Monday. I start out by climbing Diamond
Head. The view from the beach is
the face of the volcanic cone. The
inside is a perfect circular crater that is a park. There used to be a coastal defense spotting post at the top
which is now open to tourists.
Out of shape America
dept.: The climb to the lookout is all of 775 feet on a concrete path and
stairs. Warning signs
caution hikers to allow at least 1 and one half hours and to carry 3 days of
water and provisions. People are
huffing and puffing and dying all along the way. At the top, they will engrave a certificate commemorating
your achievement. I take a
leisurely stroll up, dawdle at the top, and come down. Total time elapsed: 45 minutes. I forego the opportunity to buy a "I
survived the Diamond Head Death Climb" T-shirt.
I have another coupon
for Seaside Park on the eastern shore. I drive all the way up to find that the road has been blocked by a
landslide. The detour is back through
the center of the island, which takes me by Queen Emma's Summer Palace (another
coupon). Small, good. The route also takes me through the
Pali lookout, also good (free).
Seaside Park is like
Marineland, Hawaiian version. Big
reef tank, dolphin shows. Free (I have a coupon) is
worth it; $24 (without) is not.
Then, the Polynesian
Cultural Center. The Mormon were
the third set of missionaries to come to Hawaii (Congregationalists first,
Catholics second). They bought a
former sugar plantation on the north shore and built a campus of Brigham Young
University. They also built a
Temple, and next door, the Polynesian Cultural Center. It's a theme park built like Epcot,
only different islands. It actually
is somewhat authentic. The Mormons
are big throughout Polynesia. Students come from the various islands to enroll at BYU. For part time jobs they dress up in
native costume and do shows for the tourists. It's better than it sounds because they are fresh,
enthusiastic youth full of religious zeal rather than jaded Filipino or Puerto
Rican transplants from Los Angeles or Newark. Admission is a steep $39, but I have a coupon for that too. The cost would be even higher except
the land was free, the place was built with volunteer labor, and much of the
help are Mormon missionaries (called "volunteers"). A pleasant afternoon.
Coming back I take
H-3, the interstate equivalent.
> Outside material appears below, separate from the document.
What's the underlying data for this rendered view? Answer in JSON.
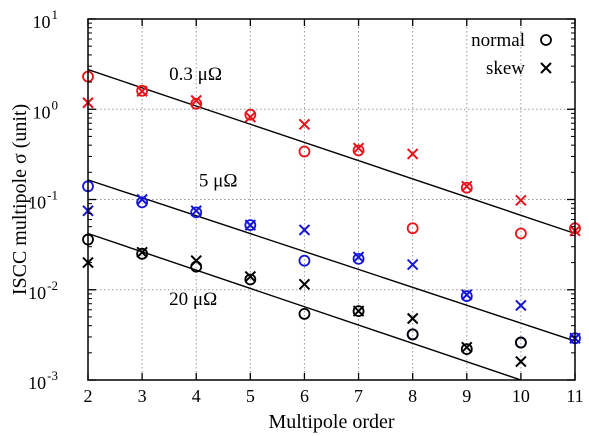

That completes my circuit: I have driven all of H-1, H-2, and H-3 plus
circled and bisected the island in three days travel. Good thing I don't live here; I would have Island Fever by
day four. My conclusion: driving
around Honolulu is almost indistinguishable from driving around LA: the buildings, roads, and freeways are
pretty much the same, but there are more classic cars and
fewer Mexicans.
That's it. I've done Oahu. To the airport. Overnight flight and home.